In the wink of an eye there was a great rustling in the woods, and from east and west and north and south came Robin's good bowmen all dressed in Lincoln green. There were nine and sixty of them, and they all rushed up to Robin.
"Where have you been?" they cried, "and how came you so wet?"
"It's the laddie that's just crossed the plank," answered Robin. "He tumbled me into the stream."
"Then into the stream he goes himself," said Will Stutely.
"Nay, nay, hold!" cried Robin. "The man that I love best is the one that's gotten the better of me in a fair fight. I'll have no man to serve me that cannot beat me." Then said he to the stranger:
"Will you be one of my bowmen and wear my livery, and learn to use the bow, and eat venison like a king's son, and have two new suits every year, and live in the good greenwood as free as the bird on the bough?"
"That will I, in faith, and right heartily, and here's my hand on it," said the stranger, and he squeezed Robin's hand till you could hear the bones squeak.
"What is your name?" asked Robin.
"John Little," replied the stranger. At this the whole nine and sixty bowmen burst out a-laughing.
"You shouldn't laugh at a bashful stranger lad like me," said John Little; "but I don't bear malice, and I'll shake hands with every one of you to prove it."
"He'll shake hands with us," murmured the nine and sixty; and each one of them put his right hand behind him.

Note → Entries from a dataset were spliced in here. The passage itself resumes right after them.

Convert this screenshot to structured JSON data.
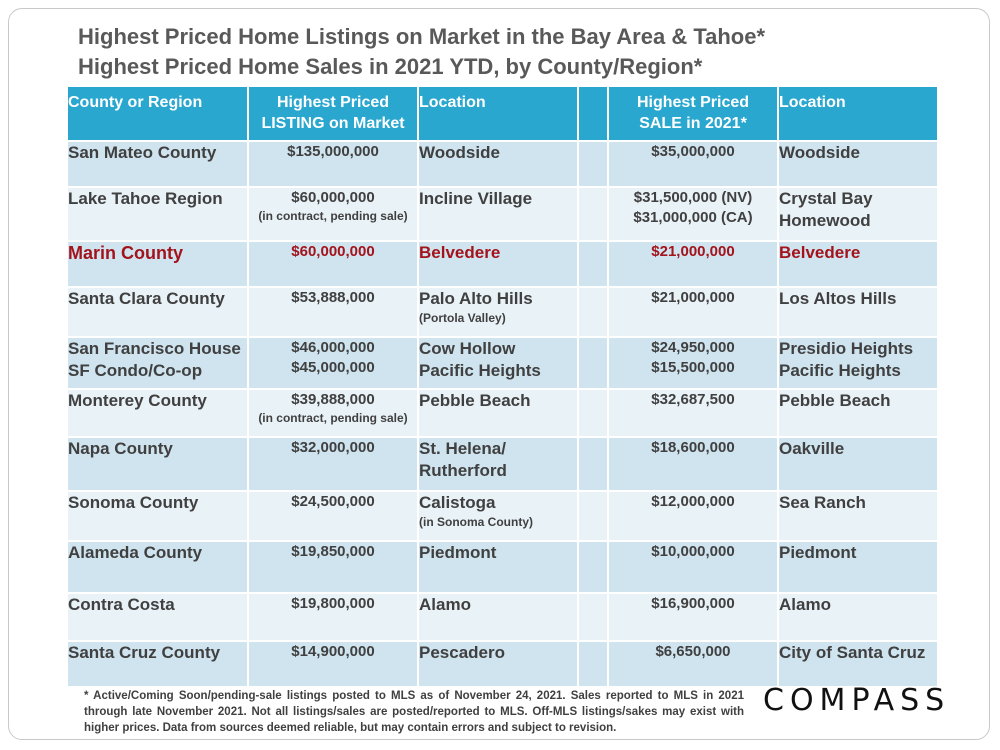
{
  "title_line1": "Highest Priced Home Listings on Market in the Bay Area & Tahoe*",
  "title_line2": "Highest Priced Home Sales in 2021 YTD, by County/Region*",
  "headers": {
    "region": "County or Region",
    "listing_1": "Highest Priced",
    "listing_2": "LISTING on Market",
    "location1": "Location",
    "blank": "",
    "sale_1": "Highest Priced",
    "sale_2": "SALE in 2021*",
    "location2": "Location"
  },
  "rows": [
    {
      "name1": "San Mateo County",
      "name2": "",
      "listing1": "$135,000,000",
      "listing2": "",
      "listing_note": "",
      "loc1": "Woodside",
      "loc1b": "",
      "loc1_note": "",
      "sale1": "$35,000,000",
      "sale2": "",
      "loc2": "Woodside",
      "loc2b": ""
    },
    {
      "name1": "Lake Tahoe Region",
      "name2": "",
      "listing1": "$60,000,000",
      "listing2": "",
      "listing_note": "(in contract, pending sale)",
      "loc1": "Incline Village",
      "loc1b": "",
      "loc1_note": "",
      "sale1": "$31,500,000 (NV)",
      "sale2": "$31,000,000 (CA)",
      "loc2": "Crystal Bay",
      "loc2b": "Homewood"
    },
    {
      "name1": "Marin County",
      "name2": "",
      "listing1": "$60,000,000",
      "listing2": "",
      "listing_note": "",
      "loc1": "Belvedere",
      "loc1b": "",
      "loc1_note": "",
      "sale1": "$21,000,000",
      "sale2": "",
      "loc2": "Belvedere",
      "loc2b": ""
    },
    {
      "name1": "Santa Clara County",
      "name2": "",
      "listing1": "$53,888,000",
      "listing2": "",
      "listing_note": "",
      "loc1": "Palo Alto Hills",
      "loc1b": "",
      "loc1_note": "(Portola Valley)",
      "sale1": "$21,000,000",
      "sale2": "",
      "loc2": "Los Altos Hills",
      "loc2b": ""
    },
    {
      "name1": "San Francisco House",
      "name2": "SF Condo/Co-op",
      "listing1": "$46,000,000",
      "listing2": "$45,000,000",
      "listing_note": "",
      "loc1": "Cow Hollow",
      "loc1b": "Pacific Heights",
      "loc1_note": "",
      "sale1": "$24,950,000",
      "sale2": "$15,500,000",
      "loc2": "Presidio Heights",
      "loc2b": "Pacific Heights"
    },
    {
      "name1": "Monterey County",
      "name2": "",
      "listing1": "$39,888,000",
      "listing2": "",
      "listing_note": "(in contract, pending sale)",
      "loc1": "Pebble Beach",
      "loc1b": "",
      "loc1_note": "",
      "sale1": "$32,687,500",
      "sale2": "",
      "loc2": "Pebble Beach",
      "loc2b": ""
    },
    {
      "name1": "Napa County",
      "name2": "",
      "listing1": "$32,000,000",
      "listing2": "",
      "listing_note": "",
      "loc1": "St. Helena/",
      "loc1b": "Rutherford",
      "loc1_note": "",
      "sale1": "$18,600,000",
      "sale2": "",
      "loc2": "Oakville",
      "loc2b": ""
    },
    {
      "name1": "Sonoma County",
      "name2": "",
      "listing1": "$24,500,000",
      "listing2": "",
      "listing_note": "",
      "loc1": "Calistoga",
      "loc1b": "",
      "loc1_note": "(in Sonoma County)",
      "sale1": "$12,000,000",
      "sale2": "",
      "loc2": "Sea Ranch",
      "loc2b": ""
    },
    {
      "name1": "Alameda County",
      "name2": "",
      "listing1": "$19,850,000",
      "listing2": "",
      "listing_note": "",
      "loc1": "Piedmont",
      "loc1b": "",
      "loc1_note": "",
      "sale1": "$10,000,000",
      "sale2": "",
      "loc2": "Piedmont",
      "loc2b": ""
    },
    {
      "name1": "Contra Costa",
      "name2": "",
      "listing1": "$19,800,000",
      "listing2": "",
      "listing_note": "",
      "loc1": "Alamo",
      "loc1b": "",
      "loc1_note": "",
      "sale1": "$16,900,000",
      "sale2": "",
      "loc2": "Alamo",
      "loc2b": ""
    },
    {
      "name1": "Santa Cruz County",
      "name2": "",
      "listing1": "$14,900,000",
      "listing2": "",
      "listing_note": "",
      "loc1": "Pescadero",
      "loc1b": "",
      "loc1_note": "",
      "sale1": "$6,650,000",
      "sale2": "",
      "loc2": "City of Santa Cruz",
      "loc2b": ""
    }
  ],
  "footnote": "* Active/Coming Soon/pending-sale listings posted to MLS as of November 24, 2021. Sales reported to MLS in 2021 through late November 2021. Not all listings/sales are posted/reported to MLS. Off-MLS listings/sakes may exist with higher prices. Data from sources deemed reliable, but may contain errors and subject to revision.",
  "logo": "COMPASS",
  "colors": {
    "header": "#2aa7cf",
    "row_odd": "#cfe4ef",
    "row_even": "#e9f2f7",
    "highlight": "#a3131b"
  }
}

Then William Scarlet stepped forward and said:
"When a babe like this wee bit laddie comes, he must be christened. Who will give him a name?" "I will," said Arthur a Bland. "We'll call him Little John."
"What do they do at a christening?" asked William Stutely.

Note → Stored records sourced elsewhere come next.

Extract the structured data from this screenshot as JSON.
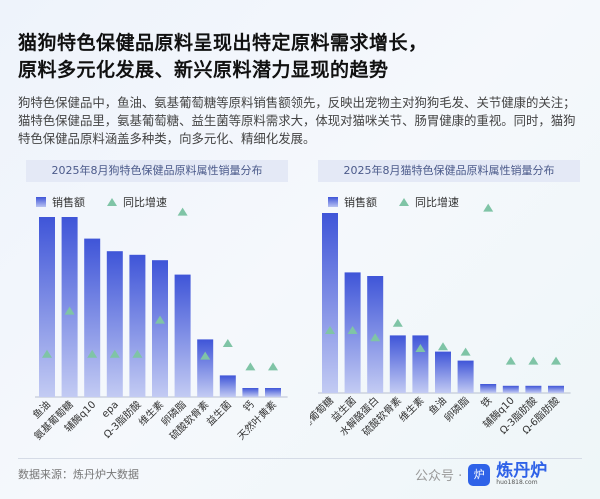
{
  "title_line1": "猫狗特色保健品原料呈现出特定原料需求增长，",
  "title_line2": "原料多元化发展、新兴原料潜力显现的趋势",
  "description": "狗特色保健品中，鱼油、氨基葡萄糖等原料销售额领先，反映出宠物主对狗狗毛发、关节健康的关注；猫特色保健品里，氨基葡萄糖、益生菌等原料需求大，体现对猫咪关节、肠胃健康的重视。同时，猫狗特色保健品原料涵盖多种类，向多元化、精细化发展。",
  "colors": {
    "bar_top": "#3f55d8",
    "bar_bottom": "#c3cbf3",
    "triangle": "#7fc4a6"
  },
  "chart_data": [
    {
      "type": "bar",
      "title": "2025年8月狗特色保健品原料属性销量分布",
      "categories": [
        "鱼油",
        "氨基葡萄糖",
        "辅酶q10",
        "epa",
        "Ω-3脂肪酸",
        "维生素",
        "卵磷脂",
        "硫酸软骨素",
        "益生菌",
        "钙",
        "天然叶黄素"
      ],
      "series": [
        {
          "name": "销售额",
          "type": "bar",
          "values": [
            100,
            100,
            88,
            81,
            79,
            76,
            68,
            32,
            12,
            5,
            5
          ]
        },
        {
          "name": "同比增速",
          "type": "triangle-marker",
          "values": [
            24,
            48,
            24,
            24,
            24,
            43,
            103,
            23,
            30,
            17,
            17
          ]
        }
      ],
      "relative_scale": true,
      "grid": false,
      "legend": "top-left"
    },
    {
      "type": "bar",
      "title": "2025年8月猫特色保健品原料属性销量分布",
      "categories": [
        "氨基葡萄糖",
        "益生菌",
        "水解酪蛋白",
        "硫酸软骨素",
        "维生素",
        "鱼油",
        "卵磷脂",
        "铁",
        "辅酶q10",
        "Ω-3脂肪酸",
        "Ω-6脂肪酸"
      ],
      "series": [
        {
          "name": "销售额",
          "type": "bar",
          "values": [
            100,
            67,
            65,
            32,
            32,
            23,
            18,
            5,
            4,
            4,
            4
          ]
        },
        {
          "name": "同比增速",
          "type": "triangle-marker",
          "values": [
            35,
            35,
            31,
            39,
            25,
            26,
            23,
            103,
            18,
            18,
            18
          ]
        }
      ],
      "relative_scale": true,
      "grid": false,
      "legend": "top-left"
    }
  ],
  "legend": {
    "sales": "销售额",
    "growth": "同比增速"
  },
  "footer": {
    "source": "数据来源：炼丹炉大数据",
    "wechat": "公众号 ·",
    "brand": "炼丹炉",
    "brand_url": "huo1818.com"
  }
}
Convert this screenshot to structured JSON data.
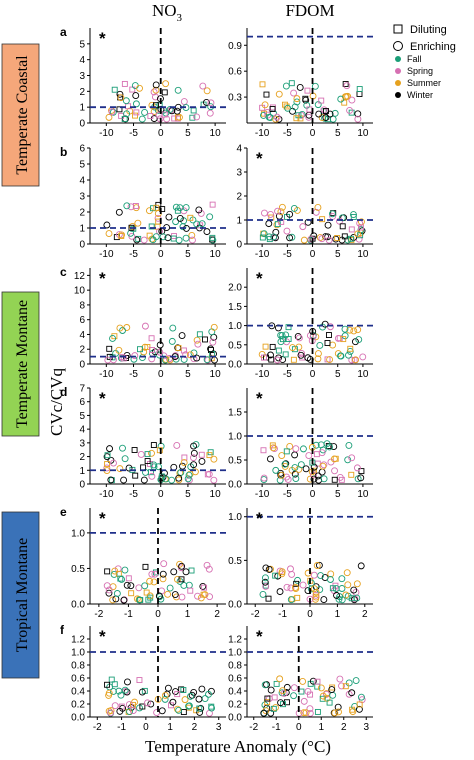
{
  "figure": {
    "col_titles": [
      {
        "main": "NO",
        "sub": "3"
      },
      {
        "main": "FDOM",
        "sub": ""
      }
    ],
    "ylabel": "CVc/CVq",
    "xlabel": "Temperature Anomaly (°C)",
    "regions": [
      {
        "label": "Temperate Coastal",
        "color": "#f5a77a"
      },
      {
        "label": "Temperate Montane",
        "color": "#93d354"
      },
      {
        "label": "Tropical Montane",
        "color": "#3a72b8"
      }
    ],
    "legend": {
      "shapes": [
        {
          "label": "Diluting",
          "icon": "square-icon"
        },
        {
          "label": "Enriching",
          "icon": "circle-icon"
        }
      ],
      "seasons": [
        {
          "label": "Fall",
          "color": "#1a9e77"
        },
        {
          "label": "Spring",
          "color": "#d670b2"
        },
        {
          "label": "Summer",
          "color": "#e6a11e"
        },
        {
          "label": "Winter",
          "color": "#000000"
        }
      ]
    }
  },
  "chart_data": [
    {
      "type": "scatter",
      "panel": "a",
      "column": "NO3",
      "asterisk": true,
      "xlim": [
        -13,
        12
      ],
      "ylim": [
        0,
        6
      ],
      "xticks": [
        -10,
        -5,
        0,
        5,
        10
      ],
      "yticks": [
        0,
        1,
        2,
        3,
        4,
        5
      ],
      "hline": 1,
      "vline": 0,
      "show_xticks": true
    },
    {
      "type": "scatter",
      "panel": "",
      "column": "FDOM",
      "asterisk": false,
      "xlim": [
        -13,
        12
      ],
      "ylim": [
        0,
        1.1
      ],
      "xticks": [
        -10,
        -5,
        0,
        5,
        10
      ],
      "yticks": [
        0.3,
        0.6,
        0.9
      ],
      "hline": 1,
      "vline": 0,
      "show_xticks": true
    },
    {
      "type": "scatter",
      "panel": "b",
      "column": "NO3",
      "asterisk": false,
      "xlim": [
        -13,
        12
      ],
      "ylim": [
        0,
        6
      ],
      "xticks": [
        -10,
        -5,
        0,
        5,
        10
      ],
      "yticks": [
        0,
        1,
        2,
        3,
        4,
        5,
        6
      ],
      "hline": 1,
      "vline": 0,
      "show_xticks": true
    },
    {
      "type": "scatter",
      "panel": "",
      "column": "FDOM",
      "asterisk": true,
      "xlim": [
        -13,
        12
      ],
      "ylim": [
        0,
        4
      ],
      "xticks": [
        -10,
        -5,
        0,
        5,
        10
      ],
      "yticks": [
        0.0,
        1.0,
        2.0,
        3.0,
        4.0
      ],
      "hline": 1,
      "vline": 0,
      "show_xticks": true
    },
    {
      "type": "scatter",
      "panel": "c",
      "column": "NO3",
      "asterisk": true,
      "xlim": [
        -13,
        12
      ],
      "ylim": [
        0,
        13
      ],
      "xticks": [
        -10,
        -5,
        0,
        5,
        10
      ],
      "yticks": [
        0,
        2,
        4,
        6,
        8,
        10,
        12
      ],
      "hline": 1,
      "vline": 0,
      "show_xticks": true
    },
    {
      "type": "scatter",
      "panel": "",
      "column": "FDOM",
      "asterisk": true,
      "xlim": [
        -13,
        12
      ],
      "ylim": [
        0,
        2.5
      ],
      "xticks": [
        -10,
        -5,
        0,
        5,
        10
      ],
      "yticks": [
        0.0,
        0.5,
        1.0,
        1.5,
        2.0
      ],
      "hline": 1,
      "vline": 0,
      "show_xticks": true
    },
    {
      "type": "scatter",
      "panel": "d",
      "column": "NO3",
      "asterisk": true,
      "xlim": [
        -13,
        12
      ],
      "ylim": [
        0,
        7
      ],
      "xticks": [
        -10,
        -5,
        0,
        5,
        10
      ],
      "yticks": [
        0,
        1,
        2,
        3,
        4,
        5,
        6,
        7
      ],
      "hline": 1,
      "vline": 0,
      "show_xticks": true
    },
    {
      "type": "scatter",
      "panel": "",
      "column": "FDOM",
      "asterisk": true,
      "xlim": [
        -13,
        12
      ],
      "ylim": [
        0,
        2
      ],
      "xticks": [
        -10,
        -5,
        0,
        5,
        10
      ],
      "yticks": [
        0.0,
        0.5,
        1.0,
        1.5
      ],
      "hline": 1,
      "vline": 0,
      "show_xticks": true
    },
    {
      "type": "scatter",
      "panel": "e",
      "column": "NO3",
      "asterisk": true,
      "xlim": [
        -2.3,
        2.3
      ],
      "ylim": [
        0,
        1.35
      ],
      "xticks": [
        -2,
        -1,
        0,
        1,
        2
      ],
      "yticks": [
        0.0,
        0.5,
        1.0
      ],
      "hline": 1,
      "vline": 0,
      "show_xticks": true
    },
    {
      "type": "scatter",
      "panel": "",
      "column": "FDOM",
      "asterisk": true,
      "xlim": [
        -2.3,
        2.3
      ],
      "ylim": [
        0,
        1.1
      ],
      "xticks": [
        -2,
        -1,
        0,
        1,
        2
      ],
      "yticks": [
        0.0,
        0.5,
        1.0
      ],
      "hline": 1,
      "vline": 0,
      "show_xticks": true
    },
    {
      "type": "scatter",
      "panel": "f",
      "column": "NO3",
      "asterisk": true,
      "xlim": [
        -2.3,
        3.3
      ],
      "ylim": [
        0,
        1.4
      ],
      "xticks": [
        -2,
        -1,
        0,
        1,
        2,
        3
      ],
      "yticks": [
        0.0,
        0.2,
        0.4,
        0.6,
        0.8,
        1.0,
        1.2
      ],
      "hline": 1,
      "vline": 0.5,
      "show_xticks": true
    },
    {
      "type": "scatter",
      "panel": "",
      "column": "FDOM",
      "asterisk": true,
      "xlim": [
        -2.3,
        3.3
      ],
      "ylim": [
        0,
        1.4
      ],
      "xticks": [
        -2,
        -1,
        0,
        1,
        2,
        3
      ],
      "yticks": [
        0.0,
        0.2,
        0.4,
        0.6,
        0.8,
        1.0,
        1.2
      ],
      "hline": 1,
      "vline": 0,
      "show_xticks": true
    }
  ]
}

"They give the baby a gown," answered Much, the miller's son.
"I'll give him the gown," declared Robin, "and it shall be of the Lincoln green, and I'll give him a bow, and a quiver full of arrows all winged with a gray goose-quill."
"Don't they do anything else at a christening?" asked William Stutely.
"Yes," Answered Robin. "They have a feast."
"A feast, a feast," murmured the nine and sixty good bowmen; and they all set to and made ready for the christening feast. They had silver dishes from the sheriff's house, and golden dishes from the bishop's house, and venison from the king's forest, and they had honey and white bread, and fish and fowl, roast and baked and broiled, and they ate and they drank, and they danced and they sang, till the moon was high up over the tree tops.
And so it was that John Little was christened Little John and became one of Robin Hood's men and went to live in the good greenwood.
- Eva March Tappan.
Find these words in the story and write down other words to explain them. You may need to look up a few in a dictionary.
rare mad quiver Lincoln green venison wearisome simpleton bear malice.
bled sport coward christened.
Find at least two words in the list that are sometimes used with different meanings from those they have here.
Why do you suppose these men wore Lincoln green?
4. Oral Reading. Dramatization.
When you read the story in class, let different pupils read what is said by the different persons. Perhaps you will like to learn the parts sometime and make a little play of the story.
Read the explanations that come between the talk, and make a list of the different words the author has used where he might have used said. There are at least ten. See if you can think of two reasons for using these different words instead of repeating said.
Make a picture of the meeting between Robin Hood and Little John.
Tell the story in the lesson. See who can make it most interesting.
Think what kind of boys and girls you like to play with, and explain clearly why you think Robin Hood's fellows loved him.